Smooth, Sleek & Statement-Worthy
There are few door styles that are as unique or striking as a custom pivot door. Perhaps the most compelling feature that attracts clients to this option is how much larger they can make your entryway look. In fact, a pivot door allows you to build a much larger door than a standard swinging single door — not to mention, the eye-catching pivot point creates a conversation piece among guests, family, and friends. Interested in designing your own? Follow along to learn more about their history, anatomy, and benefits.
What is a Pivot Door?
To provide a basic definition, a pivot door is a swinging door that rotates on a vertical axis, or a spindle. Meanwhile, regular hinged doors are attached to the side of a door adjacent to the wall. Check out the visual comparison below to see how a traditional hinged door differs from a pivot door.
The History of Pivot Doors
Although modern pivot doors seem to be a contemporary trend, the technology dates back centuries. According to FritsJurgens®, an example of an early pivot door can be found in the ancient city of Persepolis in modern-day Iran. Additionally, there are several indications of this door style found in the Gate of All Nations, a grand hall that was built between 486 and 465 B.C.

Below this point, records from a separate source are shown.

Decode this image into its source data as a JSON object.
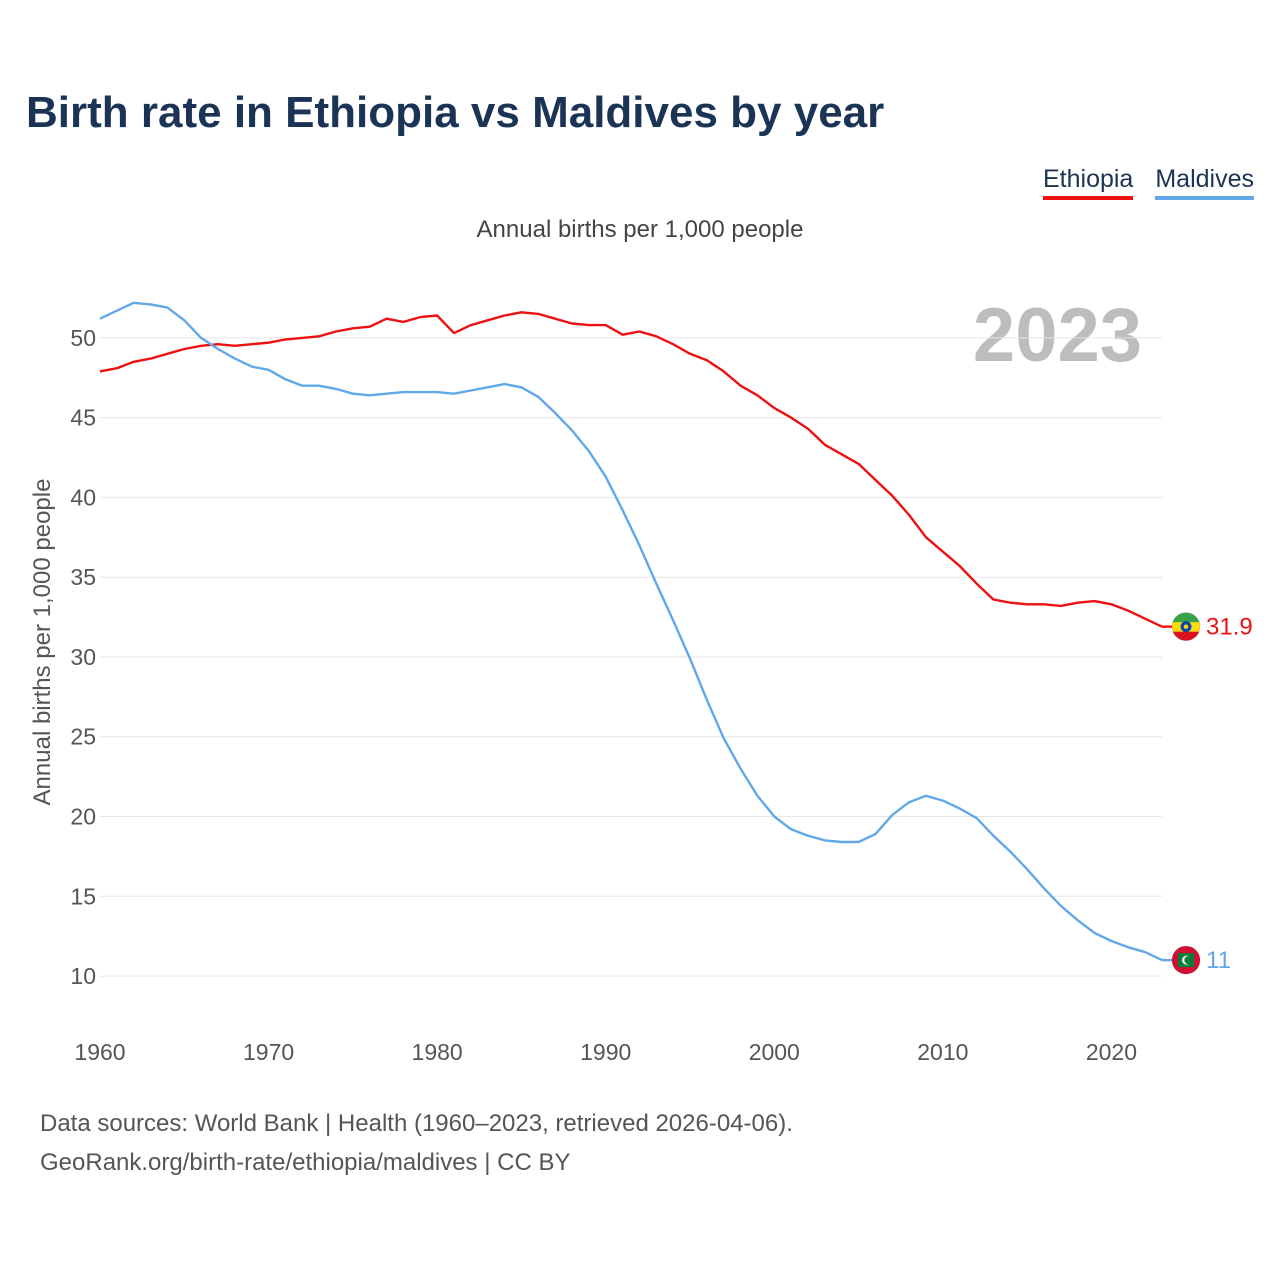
{
  "title": "Birth rate in Ethiopia vs Maldives by year",
  "subtitle": "Annual births per 1,000 people",
  "current_year": "2023",
  "legend": [
    {
      "label": "Ethiopia",
      "color": "#ee1111"
    },
    {
      "label": "Maldives",
      "color": "#62a8e8"
    }
  ],
  "footer": {
    "line1": "Data sources: World Bank | Health (1960–2023, retrieved 2026-04-06).",
    "line2": "GeoRank.org/birth-rate/ethiopia/maldives | CC BY"
  },
  "chart_data": {
    "type": "line",
    "title": "Birth rate in Ethiopia vs Maldives by year",
    "xlabel": "",
    "ylabel": "Annual births per 1,000 people",
    "xlim": [
      1960,
      2023
    ],
    "ylim": [
      8.5,
      53
    ],
    "grid": true,
    "xticks": [
      1960,
      1970,
      1980,
      1990,
      2000,
      2010,
      2020
    ],
    "yticks": [
      10,
      15,
      20,
      25,
      30,
      35,
      40,
      45,
      50
    ],
    "x": [
      1960,
      1961,
      1962,
      1963,
      1964,
      1965,
      1966,
      1967,
      1968,
      1969,
      1970,
      1971,
      1972,
      1973,
      1974,
      1975,
      1976,
      1977,
      1978,
      1979,
      1980,
      1981,
      1982,
      1983,
      1984,
      1985,
      1986,
      1987,
      1988,
      1989,
      1990,
      1991,
      1992,
      1993,
      1994,
      1995,
      1996,
      1997,
      1998,
      1999,
      2000,
      2001,
      2002,
      2003,
      2004,
      2005,
      2006,
      2007,
      2008,
      2009,
      2010,
      2011,
      2012,
      2013,
      2014,
      2015,
      2016,
      2017,
      2018,
      2019,
      2020,
      2021,
      2022,
      2023
    ],
    "series": [
      {
        "name": "Ethiopia",
        "color": "#ee1111",
        "end_label": "31.9",
        "flag": "ethiopia-flag-icon",
        "values": [
          47.9,
          48.1,
          48.5,
          48.7,
          49.0,
          49.3,
          49.5,
          49.6,
          49.5,
          49.6,
          49.7,
          49.9,
          50.0,
          50.1,
          50.4,
          50.6,
          50.7,
          51.2,
          51.0,
          51.3,
          51.4,
          50.3,
          50.8,
          51.1,
          51.4,
          51.6,
          51.5,
          51.2,
          50.9,
          50.8,
          50.8,
          50.2,
          50.4,
          50.1,
          49.6,
          49.0,
          48.6,
          47.9,
          47.0,
          46.4,
          45.6,
          45.0,
          44.3,
          43.3,
          42.7,
          42.1,
          41.1,
          40.1,
          38.9,
          37.5,
          36.6,
          35.7,
          34.6,
          33.6,
          33.4,
          33.3,
          33.3,
          33.2,
          33.4,
          33.5,
          33.3,
          32.9,
          32.4,
          31.9
        ]
      },
      {
        "name": "Maldives",
        "color": "#62a8e8",
        "end_label": "11",
        "flag": "maldives-flag-icon",
        "values": [
          51.2,
          51.7,
          52.2,
          52.1,
          51.9,
          51.1,
          50.0,
          49.3,
          48.7,
          48.2,
          48.0,
          47.4,
          47.0,
          47.0,
          46.8,
          46.5,
          46.4,
          46.5,
          46.6,
          46.6,
          46.6,
          46.5,
          46.7,
          46.9,
          47.1,
          46.9,
          46.3,
          45.3,
          44.2,
          42.9,
          41.3,
          39.2,
          37.0,
          34.6,
          32.3,
          29.9,
          27.3,
          24.9,
          23.0,
          21.3,
          20.0,
          19.2,
          18.8,
          18.5,
          18.4,
          18.4,
          18.9,
          20.1,
          20.9,
          21.3,
          21.0,
          20.5,
          19.9,
          18.8,
          17.8,
          16.7,
          15.5,
          14.4,
          13.5,
          12.7,
          12.2,
          11.8,
          11.5,
          11.0
        ]
      }
    ]
  }
}
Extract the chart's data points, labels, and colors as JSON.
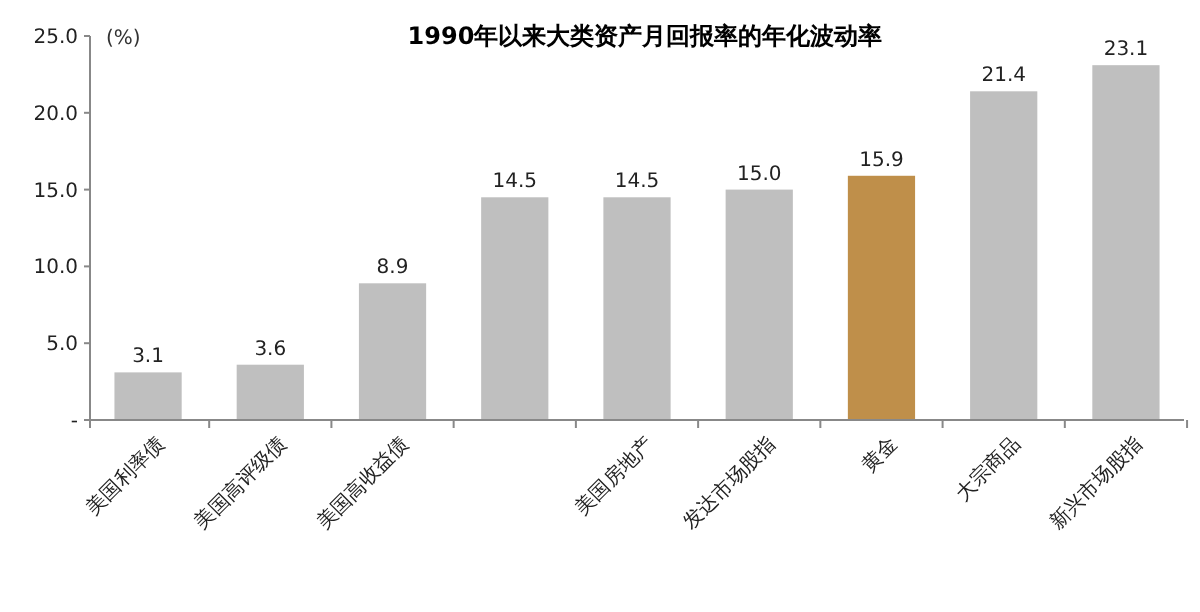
{
  "chart_data": {
    "type": "bar",
    "title": "1990年以来大类资产月回报率的年化波动率",
    "ylabel": "(%)",
    "categories": [
      "美国利率债",
      "美国高评级债",
      "美国高收益债",
      null,
      "美国房地产",
      "发达市场股指",
      "黄金",
      "大宗商品",
      "新兴市场股指"
    ],
    "values": [
      3.1,
      3.6,
      8.9,
      14.5,
      14.5,
      15.0,
      15.9,
      21.4,
      23.1
    ],
    "value_labels": [
      "3.1",
      "3.6",
      "8.9",
      "14.5",
      "14.5",
      "15.0",
      "15.9",
      "21.4",
      "23.1"
    ],
    "colors": [
      "#bfbfbf",
      "#bfbfbf",
      "#bfbfbf",
      "#bfbfbf",
      "#bfbfbf",
      "#bfbfbf",
      "#bf8f4a",
      "#bfbfbf",
      "#bfbfbf"
    ],
    "ylim": [
      0,
      25
    ],
    "yticks": [
      {
        "value": 0,
        "label": "-"
      },
      {
        "value": 5,
        "label": "5.0"
      },
      {
        "value": 10,
        "label": "10.0"
      },
      {
        "value": 15,
        "label": "15.0"
      },
      {
        "value": 20,
        "label": "20.0"
      },
      {
        "value": 25,
        "label": "25.0"
      }
    ],
    "grid": false
  }
}
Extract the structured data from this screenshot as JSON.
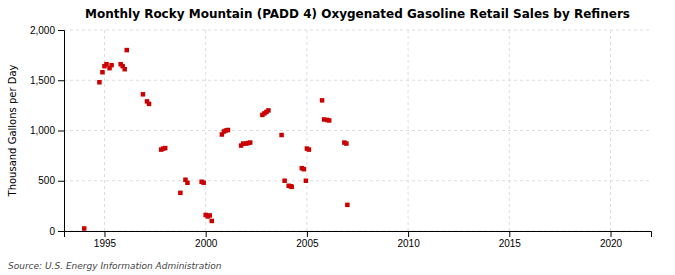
{
  "chart_data": {
    "type": "scatter",
    "title": "Monthly Rocky Mountain (PADD 4) Oxygenated Gasoline Retail Sales by Refiners",
    "y_label": "Thousand Gallons per Day",
    "annotations": [
      "Source: U.S. Energy Information Administration"
    ],
    "color": "#cc0000",
    "marker": "square",
    "grid": true,
    "xlim": [
      1993.0,
      2022.0
    ],
    "ylim": [
      0,
      2000
    ],
    "xticks": [
      1995,
      2000,
      2005,
      2010,
      2015,
      2020
    ],
    "yticks": [
      0,
      500,
      {
        "value": 1000,
        "label": "1,000"
      },
      {
        "value": 1500,
        "label": "1,500"
      },
      {
        "value": 2000,
        "label": "2,000"
      }
    ],
    "x": [
      1994.0,
      1994.75,
      1994.9,
      1995.0,
      1995.1,
      1995.25,
      1995.35,
      1995.8,
      1995.9,
      1996.0,
      1996.1,
      1996.9,
      1997.1,
      1997.2,
      1997.8,
      1997.9,
      1998.0,
      1998.75,
      1999.0,
      1999.1,
      1999.8,
      1999.9,
      2000.0,
      2000.1,
      2000.2,
      2000.3,
      2000.8,
      2000.9,
      2001.0,
      2001.1,
      2001.75,
      2001.85,
      2002.0,
      2002.1,
      2002.2,
      2002.8,
      2002.9,
      2003.0,
      2003.1,
      2003.75,
      2003.9,
      2004.1,
      2004.2,
      2004.25,
      2004.75,
      2004.85,
      2004.95,
      2005.0,
      2005.1,
      2005.75,
      2005.85,
      2006.0,
      2006.1,
      2006.85,
      2006.95,
      2007.0
    ],
    "values": [
      25,
      1480,
      1580,
      1640,
      1660,
      1620,
      1650,
      1660,
      1640,
      1610,
      1800,
      1360,
      1290,
      1265,
      810,
      820,
      825,
      380,
      510,
      480,
      490,
      480,
      160,
      145,
      155,
      100,
      960,
      990,
      1000,
      1005,
      850,
      870,
      870,
      875,
      880,
      1155,
      1170,
      1185,
      1200,
      955,
      500,
      450,
      445,
      440,
      625,
      615,
      500,
      820,
      810,
      1300,
      1110,
      1105,
      1100,
      880,
      870,
      260
    ]
  }
}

The Anatomy of a Pivot Door
Essentially, a pivot door is a pivoting panel that can take on any type of custom design or measurement. Its basic elements include:
- The door panel
- A pivot system
- A top pivot
- A floor plate
- A ceiling plate
Unlike ancient examples, modern pivot doors don’t rotate on an extension of the vertical axis. Instead, they leverage a pivot hinge system and a top pivot that are both invisible on the finished door. Where the pivot is located depends on personal preference and the width of the door. Typically, it’s about 15” from the end, but that may change if the designer or homeowner needs a bigger or smaller opening to walk through.